16.1 The parser

The lowest-level layer offered by itools.xml is an event driven parser. See this usage example:

    >>> from itools.xml import (XMLParser, START_ELEMENT,
    ...     END_ELEMENT, TEXT)
    >>>
    >>> data = 'Hello <em>Baby</em>'
    >>> for type, value, line in XMLParser(data):
    ...     if type == START_ELEMENT:
    ...         tag_uri, tag_name, attributes = value
    ...         print 'START TAG :', tag_name
    ...     elif type == END_ELEMENT:
    ...         tag_uri, tag_name = value
    ...         print 'END TAG   :', tag_name
    ...     elif type == TEXT:
    ...         print 'TEXT      :', value
    ...
    TEXT      : Hello
    START TAG : em
    TEXT      : Baby
    END TAG   : em

This example just prints a message to the standard output each time the start of an element, the end of an element or a text node is found.

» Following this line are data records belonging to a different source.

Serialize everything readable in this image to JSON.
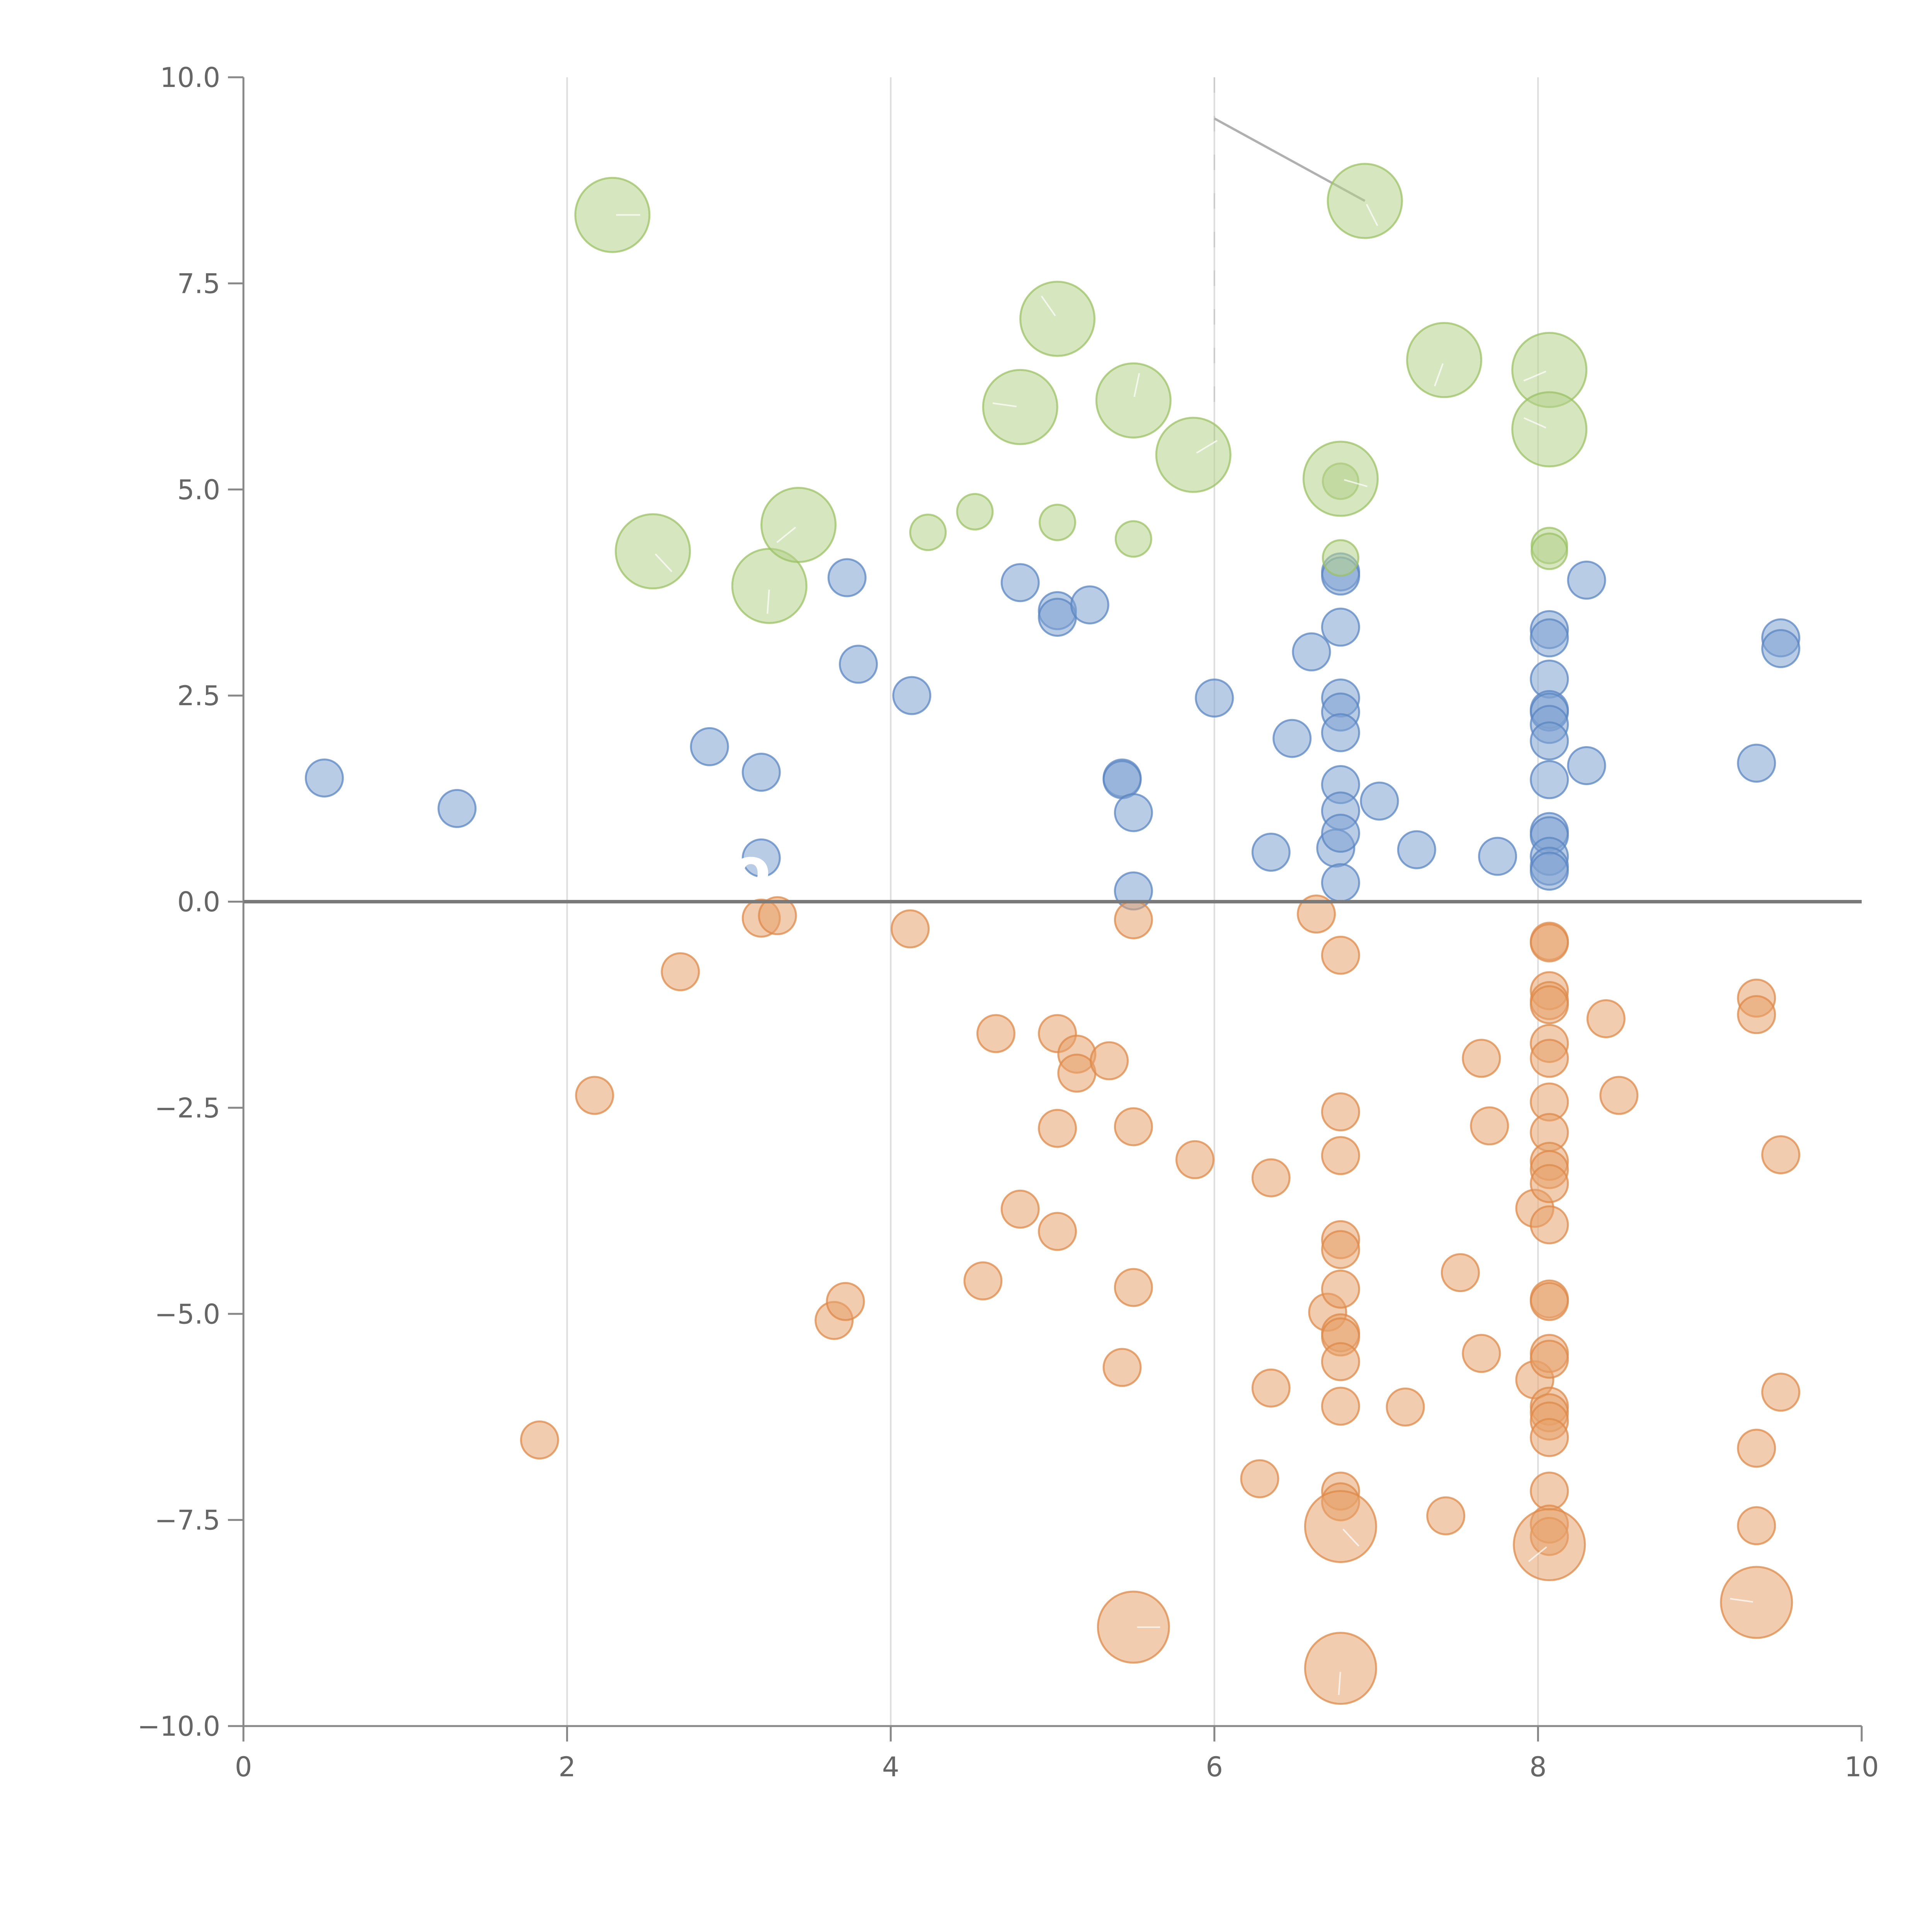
{
  "chart_data": {
    "type": "scatter",
    "title": "",
    "xlabel": "",
    "ylabel": "",
    "xlim": [
      0,
      10
    ],
    "ylim": [
      -10,
      10
    ],
    "xticks": [
      "0",
      "2",
      "4",
      "6",
      "8",
      "10"
    ],
    "yticks": [
      "10.0",
      "7.5",
      "5.0",
      "2.5",
      "0.0",
      "−2.5",
      "−5.0",
      "−7.5",
      "−10.0"
    ],
    "xtick_values": [
      0,
      2,
      4,
      6,
      8,
      10
    ],
    "ytick_values": [
      10,
      7.5,
      5,
      2.5,
      0,
      -2.5,
      -5,
      -7.5,
      -10
    ],
    "xgrid": [
      2,
      4,
      6,
      8
    ],
    "zero_line": 0,
    "grid": true,
    "legend": "none",
    "colors": {
      "blue_fill": "#7fa3d1",
      "blue_stroke": "#5b86c2",
      "orange_fill": "#e8a36b",
      "orange_stroke": "#de8a4a",
      "green_fill": "#b5d18a",
      "green_stroke": "#9cc266",
      "axis": "#888888",
      "grid": "#dddddd"
    },
    "annotation": {
      "leader_from": [
        6.0,
        9.5
      ],
      "leader_to": [
        6.93,
        8.5
      ],
      "dashed_x": 6.0
    },
    "overlay_labels": [
      {
        "text": "S",
        "x": 7.0,
        "y": -9.4
      },
      {
        "text": "co",
        "x": 2.8,
        "y": 0.15
      }
    ],
    "series": [
      {
        "name": "blue",
        "points": [
          [
            0.5,
            1.5
          ],
          [
            1.32,
            1.13
          ],
          [
            2.88,
            1.88
          ],
          [
            3.2,
            1.57
          ],
          [
            3.2,
            0.53
          ],
          [
            3.73,
            3.93
          ],
          [
            3.8,
            2.88
          ],
          [
            4.13,
            2.5
          ],
          [
            4.8,
            3.87
          ],
          [
            5.03,
            3.53
          ],
          [
            5.03,
            3.45
          ],
          [
            5.23,
            3.6
          ],
          [
            5.43,
            1.5
          ],
          [
            5.43,
            1.48
          ],
          [
            5.5,
            1.08
          ],
          [
            5.5,
            0.13
          ],
          [
            6.0,
            2.47
          ],
          [
            6.35,
            0.6
          ],
          [
            6.48,
            1.98
          ],
          [
            6.6,
            3.03
          ],
          [
            6.75,
            0.65
          ],
          [
            6.78,
            4.0
          ],
          [
            6.78,
            3.95
          ],
          [
            6.78,
            3.33
          ],
          [
            6.78,
            2.47
          ],
          [
            6.78,
            2.3
          ],
          [
            6.78,
            2.05
          ],
          [
            6.78,
            1.42
          ],
          [
            6.78,
            1.1
          ],
          [
            6.78,
            0.83
          ],
          [
            6.78,
            0.23
          ],
          [
            7.02,
            1.22
          ],
          [
            7.25,
            0.63
          ],
          [
            7.75,
            0.55
          ],
          [
            8.07,
            3.3
          ],
          [
            8.07,
            3.2
          ],
          [
            8.07,
            2.7
          ],
          [
            8.07,
            2.33
          ],
          [
            8.07,
            2.3
          ],
          [
            8.07,
            2.15
          ],
          [
            8.07,
            1.95
          ],
          [
            8.07,
            1.48
          ],
          [
            8.07,
            0.85
          ],
          [
            8.07,
            0.8
          ],
          [
            8.07,
            0.55
          ],
          [
            8.07,
            0.43
          ],
          [
            8.07,
            0.37
          ],
          [
            8.3,
            3.9
          ],
          [
            8.3,
            1.65
          ],
          [
            9.35,
            1.68
          ],
          [
            9.5,
            3.2
          ],
          [
            9.5,
            3.07
          ]
        ]
      },
      {
        "name": "orange",
        "points": [
          [
            1.83,
            -6.53
          ],
          [
            2.17,
            -2.35
          ],
          [
            2.7,
            -0.85
          ],
          [
            3.2,
            -0.2
          ],
          [
            3.3,
            -0.17
          ],
          [
            3.65,
            -5.08
          ],
          [
            3.72,
            -4.85
          ],
          [
            4.12,
            -0.33
          ],
          [
            4.57,
            -4.6
          ],
          [
            4.65,
            -1.6
          ],
          [
            4.8,
            -3.73
          ],
          [
            5.03,
            -1.6
          ],
          [
            5.03,
            -2.75
          ],
          [
            5.03,
            -4.0
          ],
          [
            5.15,
            -1.85
          ],
          [
            5.15,
            -2.08
          ],
          [
            5.35,
            -1.93
          ],
          [
            5.43,
            -5.65
          ],
          [
            5.5,
            -0.22
          ],
          [
            5.5,
            -2.73
          ],
          [
            5.5,
            -4.68
          ],
          [
            5.88,
            -3.13
          ],
          [
            6.28,
            -7.0
          ],
          [
            6.35,
            -3.35
          ],
          [
            6.35,
            -5.9
          ],
          [
            6.63,
            -0.15
          ],
          [
            6.7,
            -4.98
          ],
          [
            6.78,
            -0.65
          ],
          [
            6.78,
            -2.55
          ],
          [
            6.78,
            -3.08
          ],
          [
            6.78,
            -4.1
          ],
          [
            6.78,
            -4.22
          ],
          [
            6.78,
            -4.7
          ],
          [
            6.78,
            -5.23
          ],
          [
            6.78,
            -5.28
          ],
          [
            6.78,
            -5.58
          ],
          [
            6.78,
            -6.12
          ],
          [
            6.78,
            -7.15
          ],
          [
            6.78,
            -7.28
          ],
          [
            7.18,
            -6.13
          ],
          [
            7.43,
            -7.45
          ],
          [
            7.52,
            -4.5
          ],
          [
            7.65,
            -1.9
          ],
          [
            7.65,
            -5.48
          ],
          [
            7.7,
            -2.72
          ],
          [
            7.98,
            -3.72
          ],
          [
            7.98,
            -5.8
          ],
          [
            8.07,
            -0.48
          ],
          [
            8.07,
            -0.5
          ],
          [
            8.07,
            -1.08
          ],
          [
            8.07,
            -1.2
          ],
          [
            8.07,
            -1.25
          ],
          [
            8.07,
            -1.72
          ],
          [
            8.07,
            -1.9
          ],
          [
            8.07,
            -2.43
          ],
          [
            8.07,
            -2.8
          ],
          [
            8.07,
            -3.15
          ],
          [
            8.07,
            -3.25
          ],
          [
            8.07,
            -3.42
          ],
          [
            8.07,
            -3.92
          ],
          [
            8.07,
            -4.82
          ],
          [
            8.07,
            -4.85
          ],
          [
            8.07,
            -5.48
          ],
          [
            8.07,
            -5.55
          ],
          [
            8.07,
            -6.12
          ],
          [
            8.07,
            -6.2
          ],
          [
            8.07,
            -6.3
          ],
          [
            8.07,
            -6.5
          ],
          [
            8.07,
            -7.15
          ],
          [
            8.07,
            -7.55
          ],
          [
            8.07,
            -7.7
          ],
          [
            8.42,
            -1.42
          ],
          [
            8.5,
            -2.35
          ],
          [
            9.35,
            -1.17
          ],
          [
            9.35,
            -1.37
          ],
          [
            9.35,
            -6.63
          ],
          [
            9.35,
            -7.57
          ],
          [
            9.5,
            -3.07
          ],
          [
            9.5,
            -5.95
          ]
        ]
      },
      {
        "name": "orange-large",
        "points": [
          [
            5.5,
            -8.8
          ],
          [
            6.78,
            -7.58
          ],
          [
            6.78,
            -9.3
          ],
          [
            8.07,
            -7.8
          ],
          [
            9.35,
            -8.5
          ]
        ]
      },
      {
        "name": "green",
        "points": [
          [
            4.23,
            4.48
          ],
          [
            4.52,
            4.73
          ],
          [
            5.03,
            4.6
          ],
          [
            5.5,
            4.4
          ],
          [
            6.78,
            5.1
          ],
          [
            6.78,
            4.17
          ],
          [
            8.07,
            4.32
          ],
          [
            8.07,
            4.25
          ]
        ]
      },
      {
        "name": "green-large",
        "points": [
          [
            2.28,
            8.33
          ],
          [
            2.53,
            4.25
          ],
          [
            3.25,
            3.83
          ],
          [
            3.43,
            4.57
          ],
          [
            4.8,
            6.0
          ],
          [
            5.03,
            7.07
          ],
          [
            5.5,
            6.08
          ],
          [
            5.87,
            5.42
          ],
          [
            6.78,
            5.13
          ],
          [
            6.93,
            8.5
          ],
          [
            7.42,
            6.57
          ],
          [
            8.07,
            6.45
          ],
          [
            8.07,
            5.73
          ]
        ]
      }
    ]
  }
}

The parser returns a list of events, where every event is a tuple of three values: the event type, the value (which depends on the event type) and the line number. The events implemented are:

Event

Value

XML_DECL

(version, encoding, standalone)

DOCUMENT_TYPE

(name, doctype)

START_ELEMENT

(tag uri, tag name, attributes)

END_ELEMENT

(tag uri, tag name)

TEXT

value

COMMENT

value

PI

(name, value)

CDATA

value

All values (text nodes, comments, attribute values, etc.) are returned as byte strings, in the source encoding. doctype is an instance of a DocType object.

Attributes

The element attributes are returned as a dictionary where the key is a tuple of the namespace URI and the local name of the attribute, and the value is the value of the attribute.

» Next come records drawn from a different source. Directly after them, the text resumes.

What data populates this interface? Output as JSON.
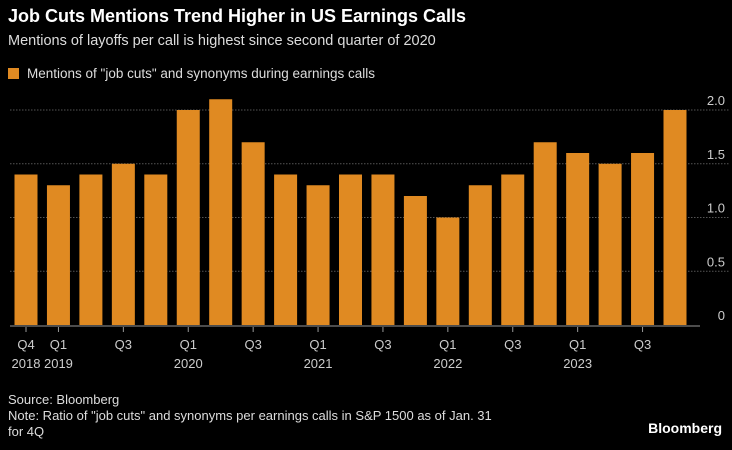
{
  "chart_data": {
    "type": "bar",
    "title": "Job Cuts Mentions Trend Higher in US Earnings Calls",
    "subtitle": "Mentions of layoffs per call is highest since second quarter of 2020",
    "legend": [
      "Mentions of \"job cuts\" and synonyms during earnings calls"
    ],
    "legend_position": "top-left",
    "categories": [
      "Q4 2018",
      "Q1 2019",
      "Q2 2019",
      "Q3 2019",
      "Q4 2019",
      "Q1 2020",
      "Q2 2020",
      "Q3 2020",
      "Q4 2020",
      "Q1 2021",
      "Q2 2021",
      "Q3 2021",
      "Q4 2021",
      "Q1 2022",
      "Q2 2022",
      "Q3 2022",
      "Q4 2022",
      "Q1 2023",
      "Q2 2023",
      "Q3 2023",
      "Q4 2023"
    ],
    "values": [
      1.4,
      1.3,
      1.4,
      1.5,
      1.4,
      2.0,
      2.1,
      1.7,
      1.4,
      1.3,
      1.4,
      1.4,
      1.2,
      1.0,
      1.3,
      1.4,
      1.7,
      1.6,
      1.5,
      1.6,
      2.0
    ],
    "x_tick_labels": [
      {
        "index": 0,
        "quarter": "Q4",
        "year": "2018"
      },
      {
        "index": 1,
        "quarter": "Q1",
        "year": "2019"
      },
      {
        "index": 3,
        "quarter": "Q3",
        "year": ""
      },
      {
        "index": 5,
        "quarter": "Q1",
        "year": "2020"
      },
      {
        "index": 7,
        "quarter": "Q3",
        "year": ""
      },
      {
        "index": 9,
        "quarter": "Q1",
        "year": "2021"
      },
      {
        "index": 11,
        "quarter": "Q3",
        "year": ""
      },
      {
        "index": 13,
        "quarter": "Q1",
        "year": "2022"
      },
      {
        "index": 15,
        "quarter": "Q3",
        "year": ""
      },
      {
        "index": 17,
        "quarter": "Q1",
        "year": "2023"
      },
      {
        "index": 19,
        "quarter": "Q3",
        "year": ""
      }
    ],
    "y_ticks": [
      "0",
      "0.5",
      "1.0",
      "1.5",
      "2.0"
    ],
    "y_tick_values": [
      0,
      0.5,
      1.0,
      1.5,
      2.0
    ],
    "ylim": [
      0,
      2.0
    ],
    "y_axis_side": "right",
    "grid": true,
    "bar_color": "#e08a22"
  },
  "footer": {
    "source": "Source: Bloomberg",
    "note": "Note: Ratio of \"job cuts\" and synonyms per earnings calls in S&P 1500 as of Jan. 31",
    "note2": "for 4Q",
    "brand": "Bloomberg"
  }
}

For example, when processing the XML fragment:

<x xmlns="namespace1" xmlns:n2="namespace2" >
  <test a="1" n2:b="2" />
</x>

For the tag "test", the parser will return the attributes this way:

('namespace1', 'test',
{('namespace2', 'b'): '2', (None, 'a'): '1'})

The parser always resolves the element and attribute prefixes and returns the namespace URIs instead. The namespace declarations are returned as attributes.